As with most practical applications of postmodernist theory, focusing time and effort on stopping people from eating UPFs frequently gives rise to the wrong solutions. Useless, alienating food guidelines that no real person can follow. Needless guilt and dietary shame piled on to people who are already stressed, tired and sick. Lack of incentive to improve the foods that actually fit into people lives. Although the Brazilian guidelines are routinely praised by affluent campaigners around the world, I have spent time working with dozens of nutritionists and dietitians in that country, and they universally condemn the NOVA system as unrealistic and alienating, especially among the poorest communities.
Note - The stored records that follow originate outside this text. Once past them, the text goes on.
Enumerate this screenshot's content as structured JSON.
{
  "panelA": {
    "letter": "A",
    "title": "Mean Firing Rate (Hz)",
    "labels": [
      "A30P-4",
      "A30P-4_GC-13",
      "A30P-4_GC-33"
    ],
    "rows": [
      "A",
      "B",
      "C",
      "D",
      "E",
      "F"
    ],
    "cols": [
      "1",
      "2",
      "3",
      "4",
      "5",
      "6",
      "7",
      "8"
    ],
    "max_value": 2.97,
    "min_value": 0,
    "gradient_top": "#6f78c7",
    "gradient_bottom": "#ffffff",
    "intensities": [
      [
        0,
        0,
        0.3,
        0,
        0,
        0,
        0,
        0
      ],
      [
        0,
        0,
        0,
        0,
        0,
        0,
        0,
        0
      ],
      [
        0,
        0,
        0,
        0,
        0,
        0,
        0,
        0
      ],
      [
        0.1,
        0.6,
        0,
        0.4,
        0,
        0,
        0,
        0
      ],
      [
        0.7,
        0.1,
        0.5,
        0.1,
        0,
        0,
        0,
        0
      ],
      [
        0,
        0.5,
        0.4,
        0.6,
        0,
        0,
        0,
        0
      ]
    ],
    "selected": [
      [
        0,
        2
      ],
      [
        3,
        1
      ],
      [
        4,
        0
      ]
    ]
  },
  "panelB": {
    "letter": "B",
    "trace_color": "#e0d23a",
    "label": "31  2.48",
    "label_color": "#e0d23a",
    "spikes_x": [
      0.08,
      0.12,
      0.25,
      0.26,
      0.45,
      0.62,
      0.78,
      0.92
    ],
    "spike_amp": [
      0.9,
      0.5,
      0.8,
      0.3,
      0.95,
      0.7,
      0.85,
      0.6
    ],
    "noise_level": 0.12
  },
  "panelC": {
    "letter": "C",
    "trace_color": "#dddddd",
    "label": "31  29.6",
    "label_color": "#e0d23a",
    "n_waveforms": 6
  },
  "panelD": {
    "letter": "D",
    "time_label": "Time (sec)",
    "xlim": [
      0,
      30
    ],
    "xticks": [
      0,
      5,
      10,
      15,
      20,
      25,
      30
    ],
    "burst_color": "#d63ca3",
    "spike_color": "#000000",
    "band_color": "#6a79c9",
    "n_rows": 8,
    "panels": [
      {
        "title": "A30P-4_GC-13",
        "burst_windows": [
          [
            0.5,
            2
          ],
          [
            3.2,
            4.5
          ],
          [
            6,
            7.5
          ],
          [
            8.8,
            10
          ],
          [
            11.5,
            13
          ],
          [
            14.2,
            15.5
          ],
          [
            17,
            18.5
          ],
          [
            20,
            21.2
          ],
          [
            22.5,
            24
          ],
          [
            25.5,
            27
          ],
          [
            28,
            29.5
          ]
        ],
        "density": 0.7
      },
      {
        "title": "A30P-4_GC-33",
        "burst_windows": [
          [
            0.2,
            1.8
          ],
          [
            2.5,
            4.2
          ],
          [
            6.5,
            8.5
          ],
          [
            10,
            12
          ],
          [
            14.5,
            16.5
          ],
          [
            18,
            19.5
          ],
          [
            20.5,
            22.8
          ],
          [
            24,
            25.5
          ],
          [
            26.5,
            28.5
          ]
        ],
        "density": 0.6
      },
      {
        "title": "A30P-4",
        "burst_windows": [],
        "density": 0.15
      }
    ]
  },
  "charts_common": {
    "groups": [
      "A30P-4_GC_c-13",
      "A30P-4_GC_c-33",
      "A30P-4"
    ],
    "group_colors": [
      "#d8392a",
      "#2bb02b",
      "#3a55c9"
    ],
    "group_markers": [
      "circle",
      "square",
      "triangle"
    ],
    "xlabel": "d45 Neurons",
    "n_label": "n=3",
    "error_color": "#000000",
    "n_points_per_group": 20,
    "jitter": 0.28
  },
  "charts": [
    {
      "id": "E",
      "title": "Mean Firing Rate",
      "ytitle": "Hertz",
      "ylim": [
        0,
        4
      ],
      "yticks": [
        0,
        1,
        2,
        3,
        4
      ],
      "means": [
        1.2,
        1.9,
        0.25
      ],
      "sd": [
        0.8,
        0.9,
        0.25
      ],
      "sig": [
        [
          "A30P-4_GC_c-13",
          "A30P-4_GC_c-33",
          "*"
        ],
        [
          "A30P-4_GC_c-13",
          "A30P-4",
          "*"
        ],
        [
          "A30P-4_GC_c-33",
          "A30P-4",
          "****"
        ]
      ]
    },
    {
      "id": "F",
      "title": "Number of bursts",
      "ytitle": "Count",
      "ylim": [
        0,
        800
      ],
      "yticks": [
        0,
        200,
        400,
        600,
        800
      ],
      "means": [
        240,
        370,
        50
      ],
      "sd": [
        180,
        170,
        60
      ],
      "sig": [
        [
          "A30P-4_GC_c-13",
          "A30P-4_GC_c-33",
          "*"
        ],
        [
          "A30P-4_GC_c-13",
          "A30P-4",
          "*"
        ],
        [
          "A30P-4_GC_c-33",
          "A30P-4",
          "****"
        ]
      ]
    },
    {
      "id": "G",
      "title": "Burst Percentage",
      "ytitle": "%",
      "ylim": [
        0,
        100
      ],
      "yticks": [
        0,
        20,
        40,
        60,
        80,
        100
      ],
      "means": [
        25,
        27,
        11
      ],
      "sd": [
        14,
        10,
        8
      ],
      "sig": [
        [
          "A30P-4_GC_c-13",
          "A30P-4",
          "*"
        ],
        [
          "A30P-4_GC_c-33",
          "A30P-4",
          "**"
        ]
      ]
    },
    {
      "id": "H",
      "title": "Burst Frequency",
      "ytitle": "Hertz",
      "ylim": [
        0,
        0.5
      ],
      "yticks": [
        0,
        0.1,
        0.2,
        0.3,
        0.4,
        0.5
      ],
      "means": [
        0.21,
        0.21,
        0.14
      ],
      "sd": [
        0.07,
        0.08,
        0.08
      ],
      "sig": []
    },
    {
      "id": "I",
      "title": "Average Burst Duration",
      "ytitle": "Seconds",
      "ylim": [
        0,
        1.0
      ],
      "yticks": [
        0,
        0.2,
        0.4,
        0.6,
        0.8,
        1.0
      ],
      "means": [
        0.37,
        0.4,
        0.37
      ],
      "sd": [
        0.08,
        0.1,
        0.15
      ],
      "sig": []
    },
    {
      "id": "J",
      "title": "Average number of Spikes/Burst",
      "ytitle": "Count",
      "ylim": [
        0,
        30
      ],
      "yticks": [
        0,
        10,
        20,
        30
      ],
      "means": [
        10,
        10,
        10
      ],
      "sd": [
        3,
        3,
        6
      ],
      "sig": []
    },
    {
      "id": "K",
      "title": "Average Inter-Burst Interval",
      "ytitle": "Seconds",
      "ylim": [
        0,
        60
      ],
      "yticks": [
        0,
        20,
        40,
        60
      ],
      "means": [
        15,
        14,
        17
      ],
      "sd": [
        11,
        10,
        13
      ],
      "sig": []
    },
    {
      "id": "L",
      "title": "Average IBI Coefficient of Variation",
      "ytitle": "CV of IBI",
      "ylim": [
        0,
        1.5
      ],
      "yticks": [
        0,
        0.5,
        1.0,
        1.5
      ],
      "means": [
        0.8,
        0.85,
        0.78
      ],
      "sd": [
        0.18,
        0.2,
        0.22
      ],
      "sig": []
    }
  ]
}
If you are still a UPF believer, a question worth asking is this. Which change do you think would lead to the biggest improvements in people’s lives? Making all manufactured food more expensive and less accessible? Or working to improve the foods people currently eat, to make them more healthful and nutritious? UPF ideology tells us that the later is impossible, when it clearly is not. And if you think the former is a better way forward, then I have some magic unprocessed beans to sell you.